Nesta perspectiva saúdo de coração e com gratidão a delegação da Igreja
ortodoxa de Constantinopla, que é enviada pelo Patriarca Ecuménico Bartolomeu I,
ao qual dirijo um pensamento cordial. Guiada pelo Metropolita Ioannis, veio a
esta nossa festa e participa na nossa celebração. Mesmo se ainda não concordamos
sobre a questão da interpretação e do alcance do ministério petrino, estamos
contudo unidos na sucessão apostólica, estamos profundamente unidos uns aos
outros pelo ministério episcopal e pelo sacramento do sacerdócio e confessamos
juntos a fé dos Apóstolos como nos é dada nas Escrituras e como é interpretada
nos grandes Concílios. Neste momento do mundo cheio de cepticismo e de dúvidas,
mas também rico de desejo de Deus, reconhecemos novamente a nossa missão comum
de testemunhar juntos Cristo Senhor e, com base naquela unidade que já
nos é dada, ajudar o mundo para que creia. E suplicamos ao Senhor com todo o
coração para que nos guie à unidade plena de forma que o esplendor da
verdade, a única que pode criar a unidade, se torne de novo visível no
mundo.
O Evangelho deste dia fala-nos da confissão de São Pedro que deu origem ao
início da Igreja: "Tu és Cristo, o Filho de Deus vivo" (Mt 16, 16).
Tendo falado hoje da Igreja una, católica e apostólica, mas ainda não da
Igreja santa, desejamos recordar neste momento outra confissão de Pedro
pronunciada em nome dos Doze no momento do grande abandono: "Por isso nós
cremos e sabemos que Tu és o Santo de Deus" (Jo 6, 69). O que isto
significa? Jesus, na grande oração sacerdotal, diz que se santifica pelos
discípulos, fazendo alusão ao sacrifício da sua morte (Jo 17, 19).
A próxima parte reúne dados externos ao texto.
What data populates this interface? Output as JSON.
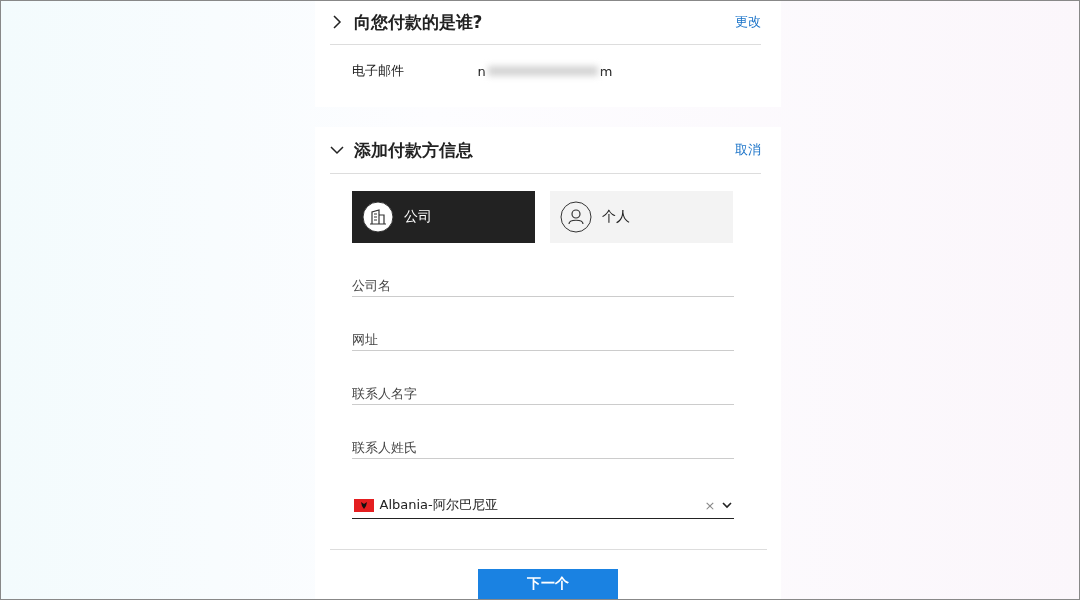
{
  "payer_section": {
    "title": "向您付款的是谁?",
    "expanded": false,
    "action": "更改",
    "email": {
      "label": "电子邮件",
      "value_start": "n",
      "value_end": "m"
    }
  },
  "payer_info_section": {
    "title": "添加付款方信息",
    "expanded": true,
    "action": "取消",
    "payer_types": [
      {
        "kind": "company",
        "label": "公司",
        "selected": true
      },
      {
        "kind": "person",
        "label": "个人",
        "selected": false
      }
    ],
    "fields": [
      {
        "placeholder": "公司名"
      },
      {
        "placeholder": "网址"
      },
      {
        "placeholder": "联系人名字"
      },
      {
        "placeholder": "联系人姓氏"
      }
    ],
    "country": {
      "value": "Albania-阿尔巴尼亚",
      "clear": "×"
    },
    "next_button": "下一个"
  }
}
Com
isto Jesus exprime implicitamente a sua função de verdadeiro Sumo Sacerdote que
realiza o mistério do "Dia da Reconciliação", não apenas nos ritos
substitutivos, mas na concretização do seu próprio Corpo e Sangue. A palavra "o
Santo de Deus" no Antigo Testamento indicava Aarão como Sumo Sacerdote que tinha
a tarefa de realizar a santificação de Israel (Sl 105, 16; cf. Sr
45, 6). A confissão de Pedro em favor de Cristo, que ele declara o Santo de
Deus, está no contexto do discurso eucarístico, no qual Jesus anuncia o grande
Dia da Reconciliação mediante a oferenda de si mesmo em sacrifício: "O pão que
Eu hei-de dar é a minha carne, pela vida do mundo" (Jo 6, 51). Assim, no
quadro desta confissão, encontra-se o mistério sacerdotal de Jesus, o seu
sacrifício por todos nós. A Igreja não é santa por si só; consiste de
facto de pecadores todos nós o sabemos e vemos. Mas ela é sempre de novo
santificada pelo Santo de Deus, pelo amor purificador de Cristo. Deus não falou
apenas: amou-nos de modo muito realista, amou-nos até à morte do próprio Filho.
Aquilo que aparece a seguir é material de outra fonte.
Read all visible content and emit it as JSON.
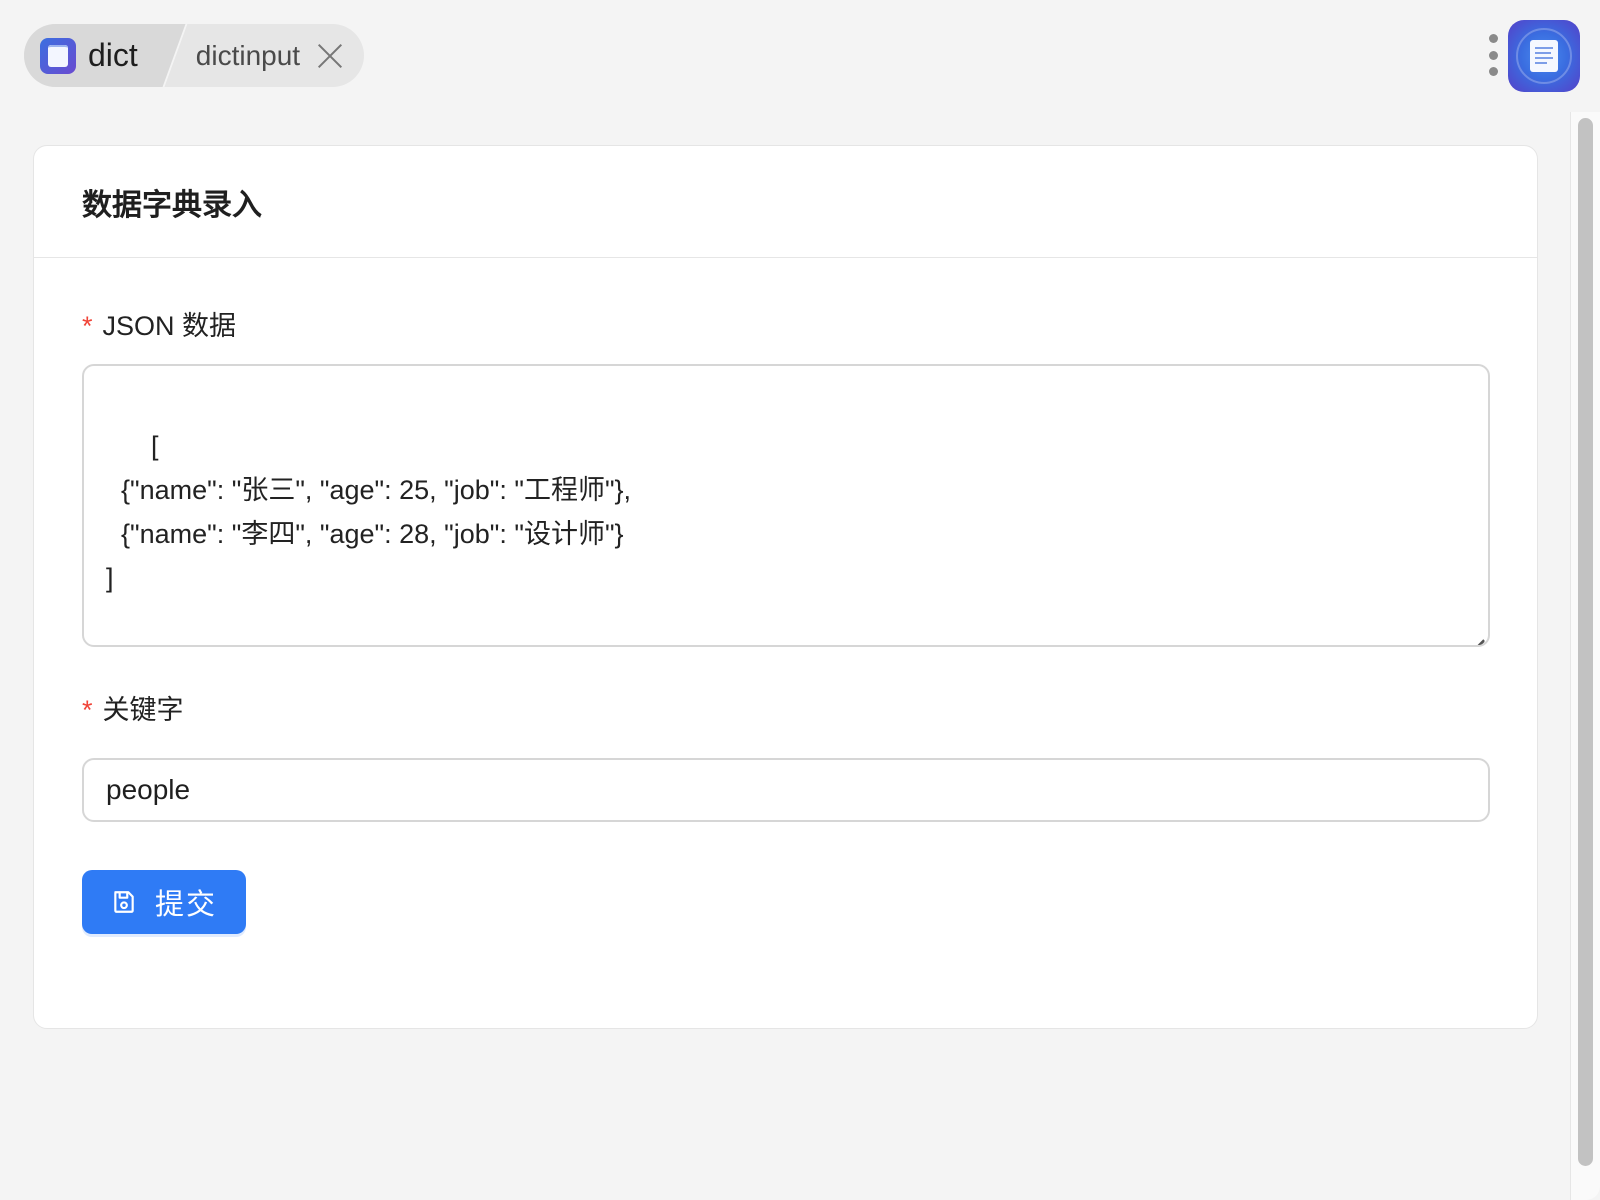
{
  "tabs": {
    "active_label": "dict",
    "inactive_label": "dictinput"
  },
  "card": {
    "title": "数据字典录入"
  },
  "form": {
    "json_field": {
      "required_mark": "*",
      "label": "JSON 数据",
      "value": "[\n  {\"name\": \"张三\", \"age\": 25, \"job\": \"工程师\"},\n  {\"name\": \"李四\", \"age\": 28, \"job\": \"设计师\"}\n]"
    },
    "keyword_field": {
      "required_mark": "*",
      "label": "关键字",
      "value": "people"
    },
    "submit_label": "提交"
  },
  "colors": {
    "primary": "#2f7bf5",
    "required": "#f04438",
    "background": "#f4f4f4"
  },
  "icons": {
    "tab_icon": "document-icon",
    "close": "close-icon",
    "more": "more-vertical-icon",
    "app": "app-document-icon",
    "submit": "save-icon"
  }
}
É precisamente disto que se nos mostra toda a grandeza da revelação que quase
inscreveu no coração do próprio Deus as feridas. Então, cada um de nós pode
dizer pessoalmente com São Paulo: "Vivo na fé do Filho de Deus que me amou e a
si mesmo se entregou por mim" (Gl 2, 20). Peçamos ao Senhor para que a
verdade desta palavra se imprima profundamente, com a sua alegria e
responsabilidade, no nosso coração; rezemos para que irradiando-se da Celebração
eucarística, ela se torne cada vez mais a força que plasma a nossa vida.